Software & Algorithms: If you’re looking for a systematic way to automatically code issues, consider more advanced software than Excel. But the cost, setup, and the ultimate results may mean these higher tech solutions (which often use machine learning algorithms) aren’t worth it. One of the reasons software algorithms don’t consistently work well, is that the questions and context tend to differ so much from study to study. However, with structured and similar questions between studies and improving technology you may find a benefit.

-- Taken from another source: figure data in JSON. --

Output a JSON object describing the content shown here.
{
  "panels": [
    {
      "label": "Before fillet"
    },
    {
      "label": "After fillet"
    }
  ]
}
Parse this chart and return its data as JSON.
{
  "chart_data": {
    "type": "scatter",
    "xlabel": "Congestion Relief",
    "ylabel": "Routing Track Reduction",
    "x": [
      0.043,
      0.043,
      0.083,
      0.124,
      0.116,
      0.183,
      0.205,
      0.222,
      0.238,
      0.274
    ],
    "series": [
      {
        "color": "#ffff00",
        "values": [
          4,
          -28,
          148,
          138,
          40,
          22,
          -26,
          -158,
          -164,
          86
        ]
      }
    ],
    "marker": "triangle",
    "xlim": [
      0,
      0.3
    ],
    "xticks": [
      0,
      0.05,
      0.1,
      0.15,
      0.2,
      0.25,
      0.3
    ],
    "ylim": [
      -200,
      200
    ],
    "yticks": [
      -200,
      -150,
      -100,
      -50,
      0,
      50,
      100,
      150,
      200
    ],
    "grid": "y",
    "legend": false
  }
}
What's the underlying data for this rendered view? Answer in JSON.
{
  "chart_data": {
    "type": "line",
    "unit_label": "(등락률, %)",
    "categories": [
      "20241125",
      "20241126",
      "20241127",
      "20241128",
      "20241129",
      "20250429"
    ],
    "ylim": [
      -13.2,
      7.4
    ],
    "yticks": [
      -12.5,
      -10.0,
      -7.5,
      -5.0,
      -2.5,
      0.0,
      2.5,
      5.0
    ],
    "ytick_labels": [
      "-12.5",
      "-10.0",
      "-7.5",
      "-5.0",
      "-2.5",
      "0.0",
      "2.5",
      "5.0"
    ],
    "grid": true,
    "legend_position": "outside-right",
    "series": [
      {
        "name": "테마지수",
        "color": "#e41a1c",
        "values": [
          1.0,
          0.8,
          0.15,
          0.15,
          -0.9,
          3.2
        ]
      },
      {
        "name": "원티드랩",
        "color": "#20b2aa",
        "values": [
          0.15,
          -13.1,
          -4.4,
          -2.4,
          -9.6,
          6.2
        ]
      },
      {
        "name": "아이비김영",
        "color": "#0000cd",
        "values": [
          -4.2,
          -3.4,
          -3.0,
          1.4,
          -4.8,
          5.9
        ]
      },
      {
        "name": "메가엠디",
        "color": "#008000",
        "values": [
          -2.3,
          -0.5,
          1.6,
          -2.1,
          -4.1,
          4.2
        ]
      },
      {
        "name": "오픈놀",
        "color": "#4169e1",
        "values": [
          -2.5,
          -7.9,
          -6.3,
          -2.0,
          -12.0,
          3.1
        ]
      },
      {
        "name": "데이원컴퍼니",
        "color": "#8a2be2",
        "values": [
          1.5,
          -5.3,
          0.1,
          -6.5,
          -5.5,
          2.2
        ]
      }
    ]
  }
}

Word Clouds: In our experience, word clouds (like the figure below) are a quick way to visualize the frequency of key words but don’t do a great job of summarizing verbatim comments that are more than a couple words.
Predefined Codes: If you find yourself analyzing the same type of studies on similar interfaces, your analysis may benefit from having predefined themes and codes. This is similar to the idea of diagnostic codes in clinical settings. At MeasuringU the studies we run for clients are unique (different questions and interfaces) but they do share common elements and tasks. We currently don’t use predefined codes but do explore ways to identify common themes, which allows us to quickly identify patterns and suggested improvements.